Eine Wahlmöglichkeit haben die hiesigen Studenten jedoch, das ist die sogenannte „Spezialisierung“ innerhalb ihres Studienfachs. So muss sich z. B. jeder Polonist zwischen zwei „Spezialisierungen“ entscheiden: Lehramt oder Textredaktion. In der Textredaktion werden dann Kurse besucht, in denen man Texte am Computer formatiert und korrigiert oder in denen man fremdwortgespickte Diktate schreibt, um die Regeln der polnischen Orthographie und Interpunktion zu verinnerlichen. Durch die Spezialisierung wird das Studium sehr praxisorientiert, und es wird gewährleistet, dass auch die Leute, die nicht auf Lehramt studieren, am Ende einige handfeste Fähigkeiten besitzen, mit denen sie auf dem Arbeitsmarkt punkten können.
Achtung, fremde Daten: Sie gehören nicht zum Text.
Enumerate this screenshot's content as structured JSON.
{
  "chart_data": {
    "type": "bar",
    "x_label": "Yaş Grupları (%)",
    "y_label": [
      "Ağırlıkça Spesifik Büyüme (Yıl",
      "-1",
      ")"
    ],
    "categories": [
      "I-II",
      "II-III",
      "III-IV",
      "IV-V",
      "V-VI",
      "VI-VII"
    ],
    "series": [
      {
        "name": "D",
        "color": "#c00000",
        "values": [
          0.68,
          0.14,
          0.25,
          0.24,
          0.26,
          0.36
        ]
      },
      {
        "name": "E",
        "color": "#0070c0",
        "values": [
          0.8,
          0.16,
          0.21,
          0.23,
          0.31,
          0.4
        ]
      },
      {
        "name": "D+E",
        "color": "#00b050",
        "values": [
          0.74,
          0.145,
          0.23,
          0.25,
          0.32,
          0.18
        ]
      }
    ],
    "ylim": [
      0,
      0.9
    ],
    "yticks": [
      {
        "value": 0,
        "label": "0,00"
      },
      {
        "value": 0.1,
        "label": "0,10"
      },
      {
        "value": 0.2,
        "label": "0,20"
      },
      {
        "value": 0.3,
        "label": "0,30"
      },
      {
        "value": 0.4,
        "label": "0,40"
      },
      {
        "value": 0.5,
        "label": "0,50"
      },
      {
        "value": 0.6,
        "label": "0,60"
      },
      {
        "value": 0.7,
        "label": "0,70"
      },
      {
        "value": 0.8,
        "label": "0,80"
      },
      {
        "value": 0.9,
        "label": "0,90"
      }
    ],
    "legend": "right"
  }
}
Moderne Ausstattung der Seminarräume
Ähnlich sieht es auch in der Germanistik aus, wo man zwischen den „Lehramt“ oder „Übersetzer“ wählen kann. Ich besuche die hiesigen Übersetzungskurse und bin offen gesagt ziemlich beeindruckt, was für gute Bedingungen an so einer doch recht kleinen Uni geboten werden: So steht z. B. in einem der Unterrichtsräume eine schalldichte Dolmetscherkabine. In diese setzt sich der jeweilige Student, der gerade an der Reihe ist, zu übersetzen. Er bekommt einen Text vorgelesen und spricht seine Verdolmetschung in ein Mikrophon. Die anderen Studenten „draußen“, außerhalb der Kabine setzen Kopfhörer auf und können so die Worte des „Dolmetschers“ verfolgen – wie auf einer echten Konferenz oder wie im EU-Parlament.
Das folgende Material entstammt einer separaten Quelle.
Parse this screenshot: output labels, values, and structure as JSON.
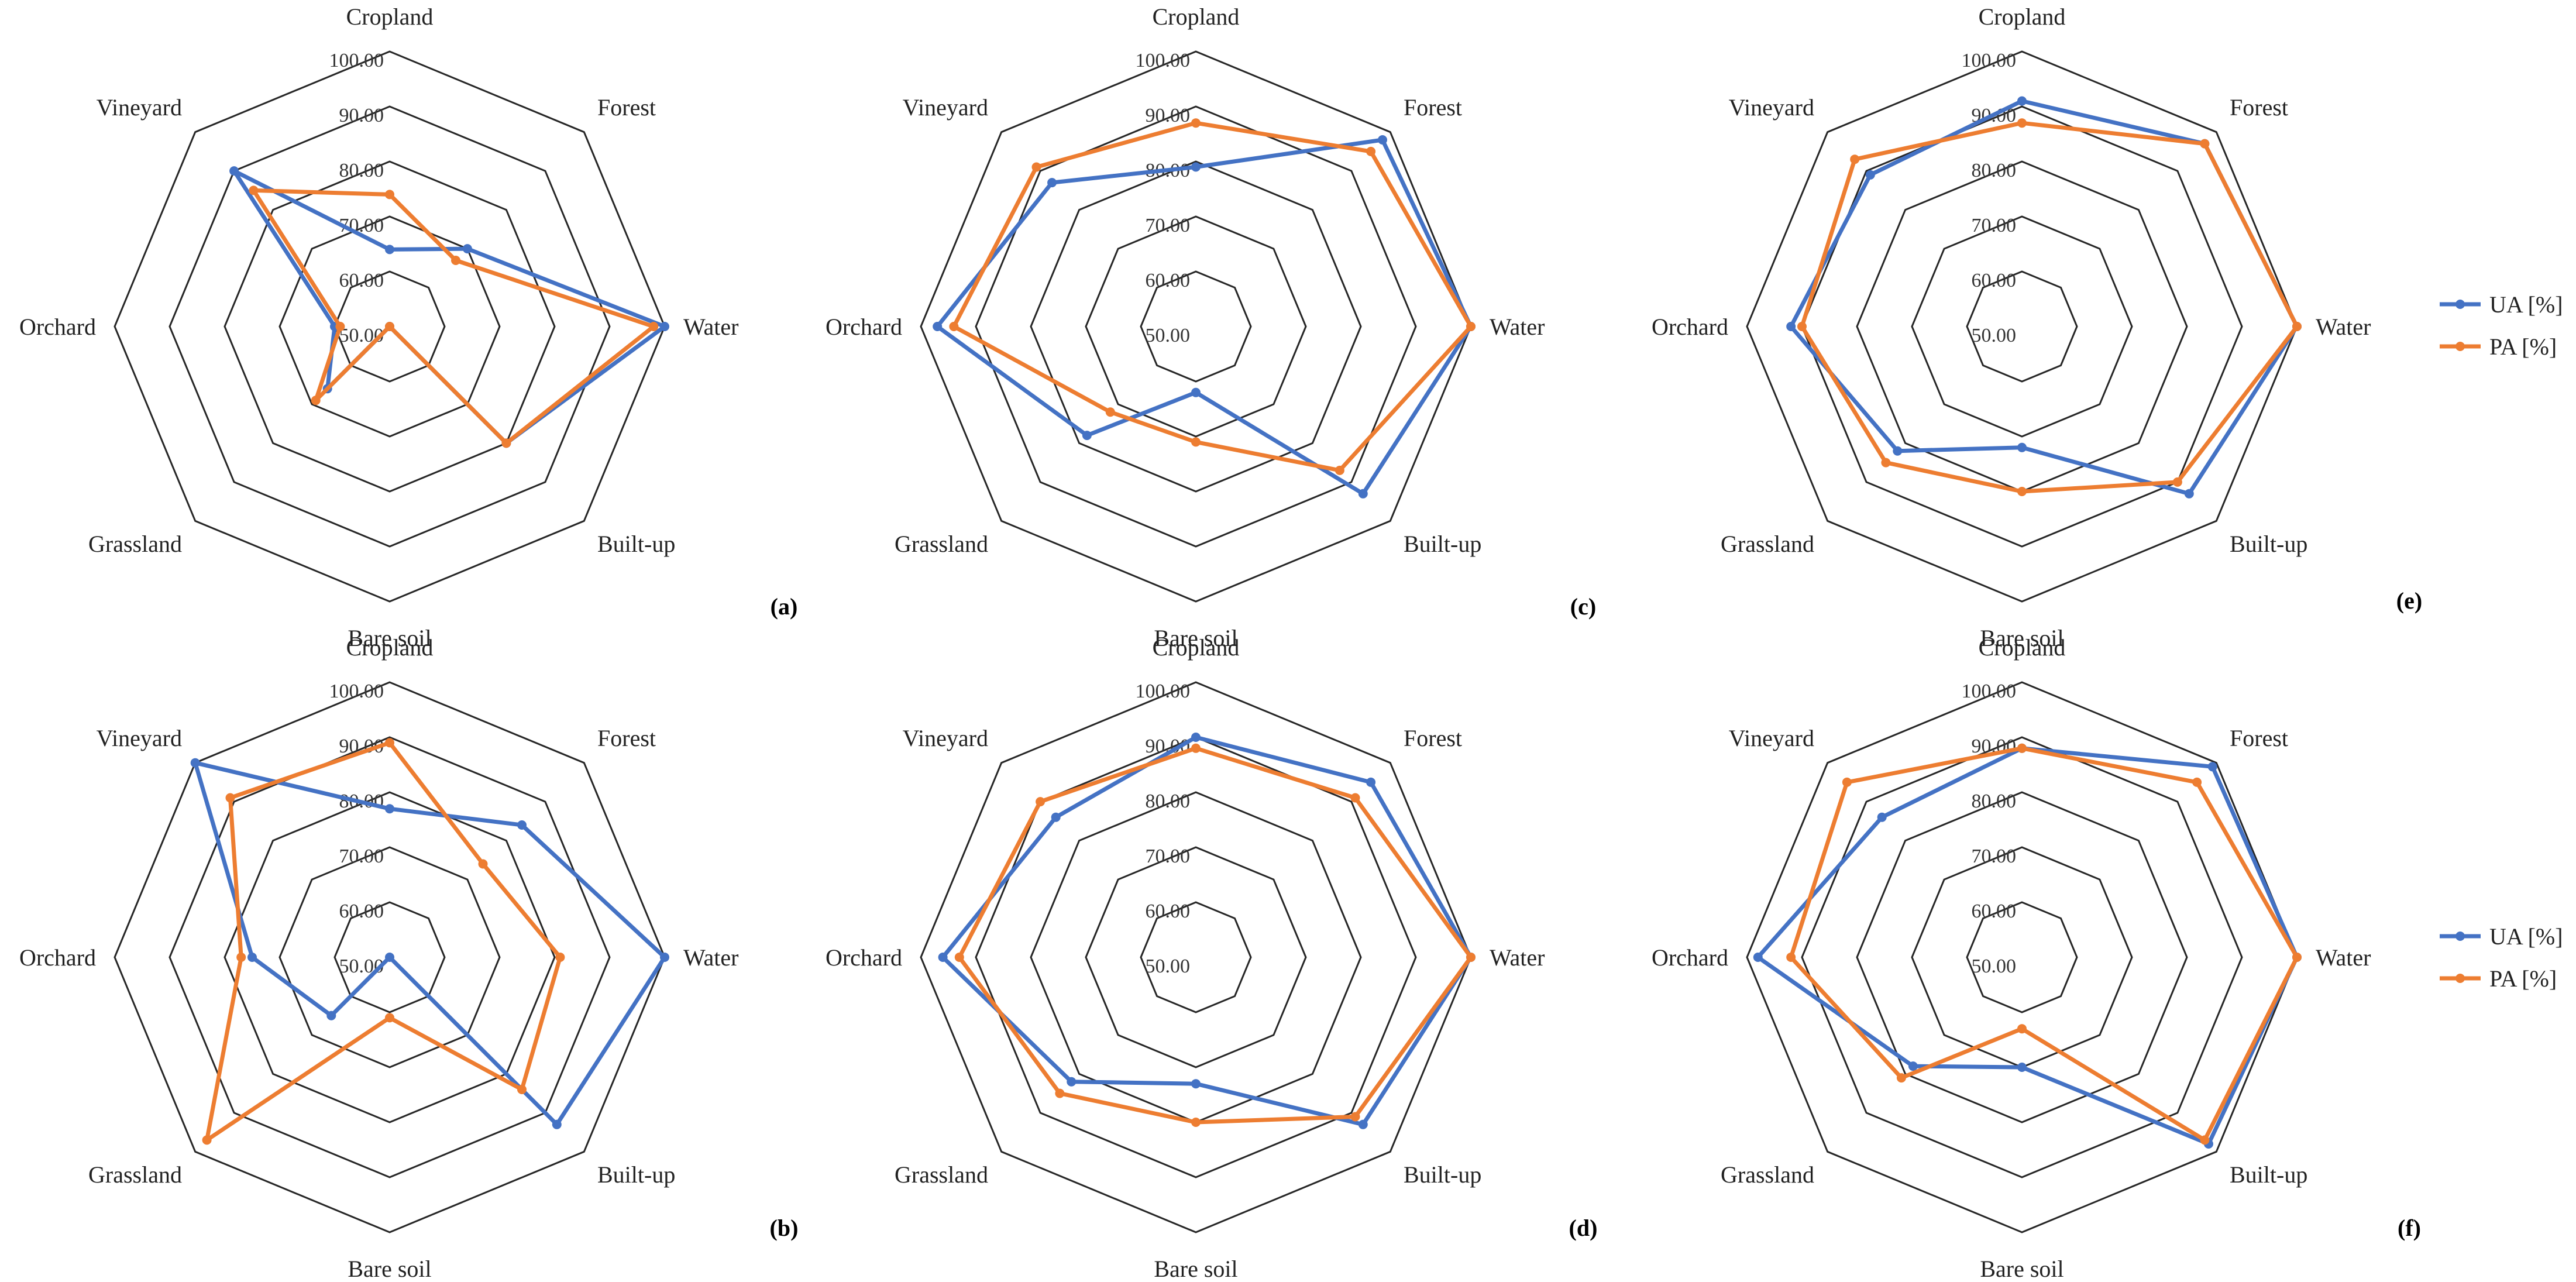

Zusätzliche Würze bekommt der Kurs noch durch den Dozenten, der selber Dolmetscher ist und immer wieder Anekdoten aus seinem Berufsleben einzustreuen versteht. Also: Ein rundum schöner, praxisorientierter Kurs. Und eine solche Tendenz zur „Realitätsnähe“ scheint mir durchaus ein generelles Merkmal der hiesigen Uni zu sein. Denn während z. B. ein Greifswalder Germanist schon im Bachelor mit „Gender Studies“ oder „Postmoderner Literatur“ traktiert wird, finden sich hier, in Zielona Góra, solche akademischen Modethemen erst im magister (auf „deutsch“: Master)– wenn überhaupt.